FGS I can't understand what is wrong with wanting a better life for your kids

nappyaddict · 06/11/2006 17:43

i think that it's great that she went to college and wants to get a job so her children can live in a nice, safe place and go to a good school and get a good education. it really upsets me (not saying this is you btw) that you see some families and its like one never ending circle. parents didn't believe in education, getting a job etc so children don't. said children have children and their children get the same beliefs and it goes on. i think its great that she is trying to get out of this and make something better for herself and her future generations of family! i do agree though she shouldn't go around believing that she is better than everyone else cos that's not a good thing for children to pick up on.

NannyStarOfBethlehem · 06/11/2006 21:20

From the sounds of it, all she wants is the best for her kids but she should drop the attitude and get on with making these things happen. Who wants to be friends with someone so up themselves?

DizzyBint · 06/11/2006 21:29

so your sister is trying to better herself and wants the best for her kids while you and you family 'rip the piss' out of her. i don't think it's her that has the problem.

arfishymeau · 06/11/2006 22:50

Good for your sister, you should be really proud of her for going to college, supporting her children on her own and really trying to make a difference for them.

Agree she should be more careful with criticising others though. Perhaps try to have a kindly word with her. But also try to stop your family making fun of her for trying to improve herself, that's not big either.

What's your situation? You're very astute.

hatwoman · 06/11/2006 23:11

this is a piss take if ever I've seen one. a piss take out of us methinks. not a very good one though because we're not that likely to fight about it - cos we're such a bunch of "posh" anti-junk food reading to kids types (I exclude smart clothes - everyone knows that really "posh" kids look scruffy cos their parents only do one wash a week cos too much washing is bad for the environment).

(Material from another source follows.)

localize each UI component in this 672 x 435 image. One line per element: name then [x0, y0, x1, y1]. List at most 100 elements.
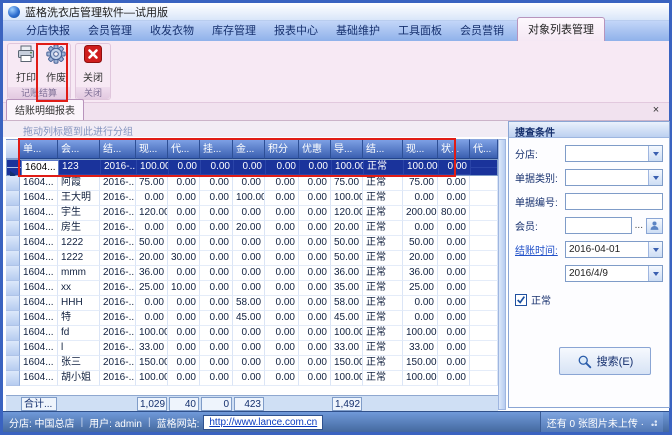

fortyplus · 06/11/2006 23:20

I am a snob - but it's got nothing to do with looking down at people who live on council estates, single parents, how people speak, etc. I don't have a problem if people send their children to school in dirty clothes - though mine always have shiny (black) shoes!

In my view it's what goes on in people's heads that counts.

I can't stand people who let their kids run riot, swear in the street, drop litter etc. Worst of all are the ones who have a cr*p life themselves and resent it when someone else tries to do better.

Anyone who works hard to mke a better life for their children is great in my opinion and deserves support from their family.

Your sister hasn't gone about this the best way - she is alienating those she loves - but she could certainly do with support and respect, not ridicule.